Last touched 2026-05-30

Acceptance

  • codegen.py exists as a proper Python CLI; all subcommand names are unambiguous and documented.
  • A single sql_schema_create.mustache template replaces both existing SQL templates.
  • All refdata _entity.json models have been migrated to the new table format.
  • Running codegen.py for all refdata entities produces zero logical diff against the current SQL files in projects/ores.sql/create/refdata/.
  • generate_refdata_schema.sh has been retired (deleted or archived).
  • The --dry-run flag prints output paths without writing; --diff shows file diffs.
  • All new code passes the project's linting and formatting checks.
  • Site builds cleanly.

Tasks

Task State Start End Description
Survey SQL variation and define unified model format DONE 2026-05-29 2026-05-29 Audit all generated SQL files; enumerate every variation; define the table model schema and CLI interface.
Implement codegen.py CLI scaffold DONE 2026-05-29 2026-05-29 Argparse structure, entry point, package layout, logging; subcommand stubs; venv wiring.
Implement unified SQL template DONE 2026-05-29 2026-05-29 Write sql_schema_create.mustache; add table model-type support in generator; verify parity for all refdata entities.
Migrate refdata entity models to new format DONE 2026-05-29 2026-05-30 Convert all _entity.json models to _table.json; retire refdata-table component alias; run parity check.
Retire generate_refdata_schema.sh DONE 2026-05-30 2026-05-30 Delete script; update any CI or Makefile references; document replacement in architecture.org.

Notes

Why two templates exist

sql_schema_table_create.mustache was created for the simpler _entity.json models (auxiliary types, lookup tables). sql_schema_domain_entity_create.mustache was created later to handle the richer _domain_entity.json models. Neither was refactored to absorb the other because they serve different entry points. The result is that --profile all became dangerous for entities that have both model files.

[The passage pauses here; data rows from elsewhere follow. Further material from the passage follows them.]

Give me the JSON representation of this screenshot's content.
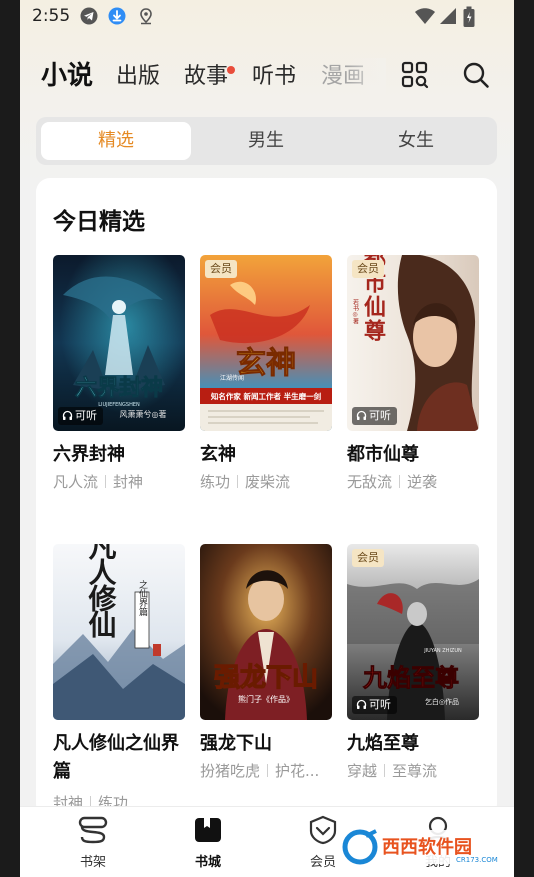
{
  "status_bar": {
    "time": "2:55"
  },
  "top_nav": {
    "tabs": [
      {
        "label": "小说",
        "active": true
      },
      {
        "label": "出版"
      },
      {
        "label": "故事",
        "dot": true
      },
      {
        "label": "听书"
      },
      {
        "label": "漫画"
      }
    ]
  },
  "segment": {
    "items": [
      "精选",
      "男生",
      "女生"
    ],
    "selected": "精选"
  },
  "section": {
    "title": "今日精选",
    "books": [
      {
        "title": "六界封神",
        "tags": [
          "凡人流",
          "封神"
        ],
        "vip": false,
        "listen": true,
        "vip_label": "",
        "listen_label": "可听"
      },
      {
        "title": "玄神",
        "tags": [
          "练功",
          "废柴流"
        ],
        "vip": true,
        "listen": false,
        "vip_label": "会员",
        "listen_label": ""
      },
      {
        "title": "都市仙尊",
        "tags": [
          "无敌流",
          "逆袭"
        ],
        "vip": true,
        "listen": true,
        "vip_label": "会员",
        "listen_label": "可听"
      },
      {
        "title": "凡人修仙之仙界篇",
        "tags": [
          "封神",
          "练功"
        ],
        "vip": false,
        "listen": false,
        "vip_label": "",
        "listen_label": ""
      },
      {
        "title": "强龙下山",
        "tags": [
          "扮猪吃虎",
          "护花..."
        ],
        "vip": false,
        "listen": false,
        "vip_label": "",
        "listen_label": ""
      },
      {
        "title": "九焰至尊",
        "tags": [
          "穿越",
          "至尊流"
        ],
        "vip": true,
        "listen": true,
        "vip_label": "会员",
        "listen_label": "可听"
      }
    ]
  },
  "covers": {
    "c1": {
      "art": "六界封神",
      "sub": "LIUJIEFENGSHEN",
      "author": "风萧萧兮◎著"
    },
    "c2": {
      "art": "玄神",
      "banner": "知名作家 新闻工作者 半生磨一剑",
      "strip": "江湖传闻"
    },
    "c3": {
      "art": "都市仙尊",
      "author": "若书◎著"
    },
    "c4": {
      "art": "凡人修仙",
      "side": "之仙界篇"
    },
    "c5": {
      "art": "强龙下山",
      "author": "熊门子《作品》"
    },
    "c6": {
      "art": "九焰至尊",
      "sub": "JIUYAN ZHIZUN",
      "author": "乞白◎作品"
    }
  },
  "bottom_nav": {
    "items": [
      {
        "label": "书架",
        "icon": "bookshelf-icon"
      },
      {
        "label": "书城",
        "icon": "bookstore-icon",
        "active": true
      },
      {
        "label": "会员",
        "icon": "vip-shield-icon"
      },
      {
        "label": "我的",
        "icon": "profile-icon"
      }
    ]
  },
  "watermark": {
    "brand": "西西软件园",
    "url": "CR173.COM"
  },
  "colors": {
    "accent": "#e58a24",
    "badge_red": "#e94d3b",
    "vip_bg": "#f5e5c4"
  }
}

Template discrepancy discovered during analysis

The current sql_schema_table_create.mustache validation function only supports two tenant modes: system (validate against ores_utility_system_tenant_id_fn()) or tenant (validate against p_tenant_id). But the actual generated SQL for rounding_type, monetary_nature, and currency_market_tier uses tenant_id in (p_tenant_id, system_tenant) — a third mode that the template cannot currently reproduce cleanly. The source SQL files are the ground truth; the template must be fixed to match. The unified model's validation_fn.tenant_scope = "both" flag covers this case.

Component naming mismatch discovered during analysis

Running all-cpp on the auxiliary type domain_entity models (rounding_type, monetary_nature, currency_market_tier) wrote C++ files to a new projects/ores.refdata/ directory rather than to projects/ores.refdata.api/ and projects/ores.refdata.core/ where the actual production code lives. The models have component: "refdata" but the project structure uses a two-project split (.api for headers, .core for implementations). The generated files were untracked (and therefore reported as "zero git diff" — misleading). The spurious directory was deleted as cleanup.

This means the reported parity for the three auxiliaries was incorrect: the C++ parity verification task must be redone once the codegen story resolves the component naming issue (component_include / component_core fields in the models).

The --profile all footgun

The all profile runs sql + all-cpp. For entities that have both _entity.json (production SQL) and _domain_entity.json (C++), running --profile all on the domain entity model silently overwrites the production SQL with the simpler domain_entity SQL template. This was triggered during the currency commissioning story. codegen.py must make this impossible, either by refusing to run SQL generation when a corresponding _entity.json exists, or by deprecating --profile all entirely.